The Commission recommended that the Bolivian government provide Brisa full reparations, including health care for her rehabilitation and to continue the investigation and criminal proceeding.  The Commission also recommended that Bolivia adopt legal reforms to ensure the proper training for officials who come in contact with victims of sexual violence.

The Inter-American Court has now completed its preliminary review of the case and is expected to convene a hearing in 2021.

Brisa has been advocating for adolescent victims in Bolivia since she was 17 and, in 2004, founded A Breeze of Hope Foundation, which provides free and comprehensive services to child survivors of sexual violence.  Brisa was named a “CNN Hero” in April 2018 for her efforts. 
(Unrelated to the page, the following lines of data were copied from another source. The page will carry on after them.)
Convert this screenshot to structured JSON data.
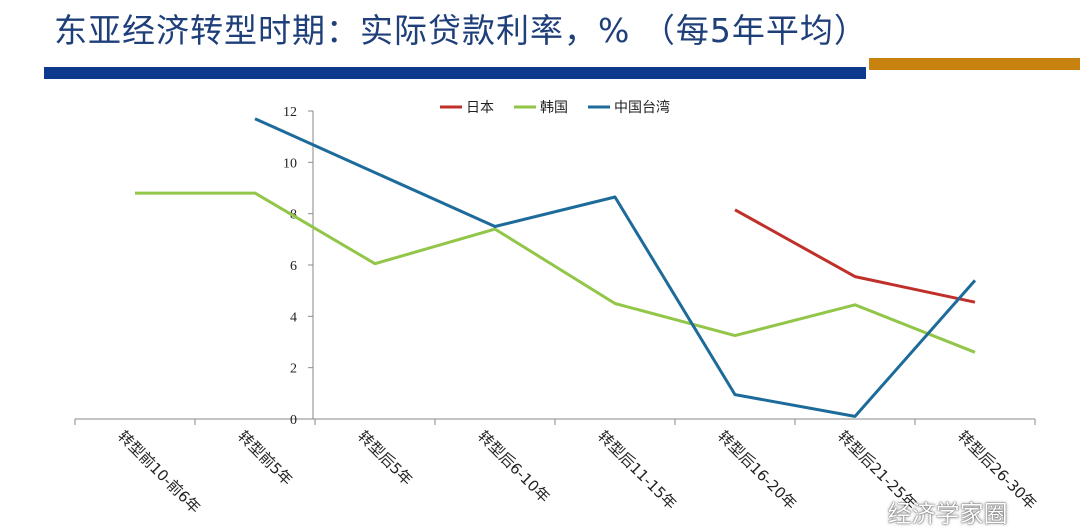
{
  "header": {
    "title": "东亚经济转型时期：实际贷款利率，%  （每5年平均）"
  },
  "brand_colors": {
    "title": "#1f3f7a",
    "bar_blue": "#0d3a8c",
    "bar_orange": "#c8820f"
  },
  "watermark": {
    "text": "经济学家圈",
    "icon": "wechat-icon"
  },
  "chart_data": {
    "type": "line",
    "title": "",
    "xlabel": "",
    "ylabel": "",
    "ylim": [
      0,
      12
    ],
    "yticks": [
      0,
      2,
      4,
      6,
      8,
      10,
      12
    ],
    "grid": false,
    "legend": "top",
    "categories": [
      "转型前10-前6年",
      "转型前5年",
      "转型后5年",
      "转型后6-10年",
      "转型后11-15年",
      "转型后16-20年",
      "转型后21-25年",
      "转型后26-30年"
    ],
    "series": [
      {
        "name": "日本",
        "color": "#c0302a",
        "values": [
          null,
          null,
          null,
          null,
          null,
          8.15,
          5.55,
          4.55
        ]
      },
      {
        "name": "韩国",
        "color": "#92c649",
        "values": [
          8.8,
          8.8,
          6.05,
          7.4,
          4.5,
          3.25,
          4.45,
          2.6
        ]
      },
      {
        "name": "中国台湾",
        "color": "#1d6b9a",
        "values": [
          null,
          11.7,
          9.6,
          7.5,
          8.65,
          0.95,
          0.1,
          5.4
        ]
      }
    ]
  }
}
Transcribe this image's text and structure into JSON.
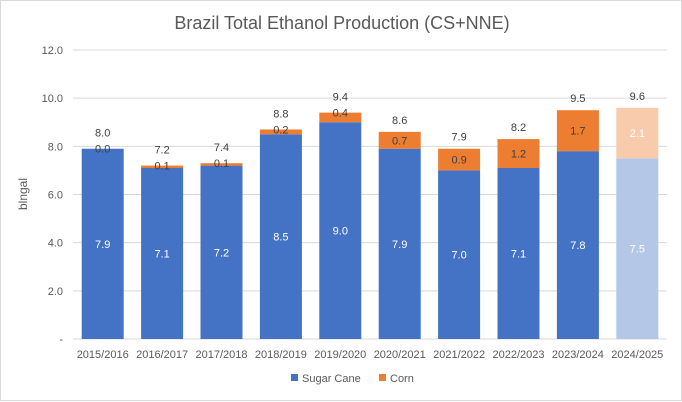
{
  "chart_data": {
    "type": "bar",
    "stacked": true,
    "title": "Brazil Total Ethanol Production (CS+NNE)",
    "xlabel": "",
    "ylabel": "blngal",
    "ylim": [
      0,
      12
    ],
    "yticks": [
      "-",
      "2.0",
      "4.0",
      "6.0",
      "8.0",
      "10.0",
      "12.0"
    ],
    "grid": true,
    "legend_position": "bottom",
    "categories": [
      "2015/2016",
      "2016/2017",
      "2017/2018",
      "2018/2019",
      "2019/2020",
      "2020/2021",
      "2021/2022",
      "2022/2023",
      "2023/2024",
      "2024/2025"
    ],
    "series": [
      {
        "name": "Sugar Cane",
        "color": "#4472c4",
        "projection_color": "#b4c7e7",
        "values": [
          7.9,
          7.1,
          7.2,
          8.5,
          9.0,
          7.9,
          7.0,
          7.1,
          7.8,
          7.5
        ],
        "labels": [
          "7.9",
          "7.1",
          "7.2",
          "8.5",
          "9.0",
          "7.9",
          "7.0",
          "7.1",
          "7.8",
          "7.5"
        ]
      },
      {
        "name": "Corn",
        "color": "#ed7d31",
        "projection_color": "#f8cbad",
        "values": [
          0.0,
          0.1,
          0.1,
          0.2,
          0.4,
          0.7,
          0.9,
          1.2,
          1.7,
          2.1
        ],
        "labels": [
          "0.0",
          "0.1",
          "0.1",
          "0.2",
          "0.4",
          "0.7",
          "0.9",
          "1.2",
          "1.7",
          "2.1"
        ]
      }
    ],
    "totals": [
      "8.0",
      "7.2",
      "7.4",
      "8.8",
      "9.4",
      "8.6",
      "7.9",
      "8.2",
      "9.5",
      "9.6"
    ],
    "projection_category": "2024/2025"
  }
}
Bolivia has one of the highest rates of sexual violence in Latin America, with one in every three girls experiencing sexual violence before the age of 18.  Victims often face insurmountable barriers when trying to access justice. Brisa hopes that a decision from the Inter-American Court will force Bolivia to make significant changes in its justice system and laws, and enable her and other advocates to push for meaningful advances in the protections afforded to women and girls in the country.  She also hopes that the decision will have an impact on regional laws and practice, which too often fail to protect women and girls from sexual violence.

Elizabeth Solander, Diego Durán de la Vega, Shayda Vance, Alex Bedrosyan, and Alyssa Johnson represent Brisa.  Others who have contributed to Brisa’s case include HHR alums Scott Christensen, Sarah Cave and Susie Park.